CONFÉRENCES DE PHILIPPE DE CHAMPAIGNE


CONFÉRENCE DE M. DE CHAMPAIGNE
SUR UN TABLEAU DE RAPHAËL REPRÉSENTANT L’ENFANT-JÉSUS, LA VIERGE, SAINTE ÉLISABETH ET SAINT JEAN

2 mars 1669[1]

La Petite Sainte Famille (musée du Louvre)[w 1]
MESSIEURS,

Je commencerai à vous dire mon sentiment sur ce rare tableau par l’observation de la lumière qui semble provenir d’un soleil couchant, à quoi s’accorde la teinte du paysage, qui est un peu brune et que l’on a ainsi coloré pour ne pas offenser les figures, mais pour leur donner au contraire plus de force et de saillie ; et c’est à ce même dessein que l’on y a ordonné par derrière cette muraille à demi obscure.

Les arbres qui sortent au-dessus de cette muraille semblent être éclairés d’un autre jour que celui qui règne dans le tableau ; mais cette faute doit être imputée au paysagiste, qui n’est pas entré avec assez de jugement dans l’intention du Maître.

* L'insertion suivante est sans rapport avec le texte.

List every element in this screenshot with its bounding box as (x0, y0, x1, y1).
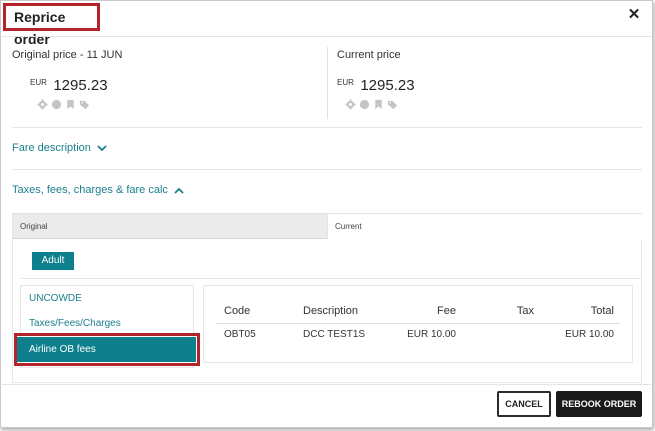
col-fee: Fee (437, 305, 456, 317)
current-price-amount: 1295.23 (360, 77, 415, 94)
rebook-order-button[interactable]: REBOOK ORDER (556, 391, 642, 417)
passenger-divider (21, 278, 641, 279)
cell-fee: EUR 10.00 (407, 329, 456, 340)
col-tax: Tax (516, 305, 534, 317)
tag-icon (387, 100, 398, 110)
current-price-value: EUR 1295.23 (337, 77, 415, 95)
table-header: Code Description Fee Tax Total (204, 305, 634, 325)
fare-description-label: Fare description (12, 142, 91, 154)
dialog-title: Reprice order (3, 3, 100, 47)
adult-button[interactable]: Adult (32, 252, 74, 270)
section-divider (12, 127, 642, 128)
header-divider (2, 36, 651, 37)
original-price-amount: 1295.23 (53, 77, 108, 94)
taxes-fees-toggle[interactable]: Taxes, fees, charges & fare calc (12, 184, 184, 196)
current-price-label: Current price (337, 49, 401, 61)
selection-highlight (14, 333, 200, 366)
cell-total: EUR 10.00 (565, 329, 614, 340)
list-item-uncowde[interactable]: UNCOWDE (29, 293, 82, 304)
original-price-currency: EUR (30, 78, 47, 87)
chevron-down-icon (97, 144, 107, 151)
chevron-up-icon (174, 187, 184, 194)
current-price-currency: EUR (337, 78, 354, 87)
original-price-icons (37, 99, 90, 110)
cancel-button[interactable]: CANCEL (497, 391, 551, 417)
tag-icon (79, 100, 90, 110)
bookmark-icon (375, 99, 382, 110)
price-divider (327, 47, 328, 119)
fare-description-toggle[interactable]: Fare description (12, 142, 107, 154)
original-price-value: EUR 1295.23 (30, 77, 108, 95)
col-total: Total (590, 305, 614, 317)
tab-original[interactable]: Original (13, 214, 327, 239)
col-description: Description (303, 305, 359, 317)
original-price-label: Original price - 11 JUN (12, 49, 123, 61)
bookmark-icon (67, 99, 74, 110)
fee-table: Code Description Fee Tax Total OBT05 DCC… (203, 285, 633, 363)
gear-icon (345, 99, 356, 110)
gear-icon (37, 99, 48, 110)
current-price-icons (345, 99, 398, 110)
circle-icon (359, 99, 370, 110)
current-price-block: Current price EUR 1295.23 (337, 49, 415, 110)
circle-icon (51, 99, 62, 110)
col-code: Code (224, 305, 251, 317)
footer-divider (2, 384, 651, 385)
cell-code: OBT05 (224, 329, 256, 340)
tab-current[interactable]: Current (327, 214, 642, 239)
reprice-order-dialog: Reprice order ✕ Original price - 11 JUN … (0, 0, 653, 428)
cell-description: DCC TEST1S (303, 329, 366, 340)
table-divider (216, 323, 620, 324)
section-divider (12, 169, 642, 170)
list-item-taxes-fees-charges[interactable]: Taxes/Fees/Charges (29, 318, 121, 329)
close-icon[interactable]: ✕ (627, 7, 641, 22)
table-row: OBT05 DCC TEST1S EUR 10.00 EUR 10.00 (204, 329, 634, 349)
taxes-fees-label: Taxes, fees, charges & fare calc (12, 184, 168, 196)
original-price-block: Original price - 11 JUN EUR 1295.23 (12, 49, 123, 110)
fare-tabs: Original Current (12, 213, 642, 239)
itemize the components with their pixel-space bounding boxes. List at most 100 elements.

Et de là nous pourrons juger combien est grande la nécessité qu’un peintre n’ignore aucune des parties de son art, et qu’il faut absolument qu’elles fassent chez lui en toutes rencontres une agréable harmonie qui soit capable de contenter l’œil, de même qu’une musique bien concertée contente l’oreille.

Les figures forment ensemble un groupe très parfait et très agréable. Il n’est point percé ni entr’ouvert, afin que la vue ne soit point divertie par quelque vide ; c’est ce qui donne plus de relief aux figures, auxquelles toutes les autres parties d’un tableau doivent se rapporter et servir pour ainsi dire, et ce que Raphaël, ce grand génie, a pratiqué par excellence dans ce sujet, où tout est disposé de sorte qu’il donne et répand la première grâce et la principale douceur sur les figures de la Sainte Vierge et de son fils. On voit éclater dans le visage de la Vierge une joie amoureuse et pleine de tendresse. Sa figure est très gracieuse et posée dans une sorte d’action qui semble l’animer. Le corps porte sur le bras gauche, afin de se soulager du poids des deux enfants qui sont appuyés sur elle. Toutes les draperies sont maniérées d’une façon savante, en sorte que la figure paraît au travers sans donner de la peine. En quoi Raphaël a principalement excellé ; et même pour s’y rendre plus exact et plus régulier, il dessinait ordinairement les figures nues après le naturel, afin d’en conserver mieux le contour sous les draperies.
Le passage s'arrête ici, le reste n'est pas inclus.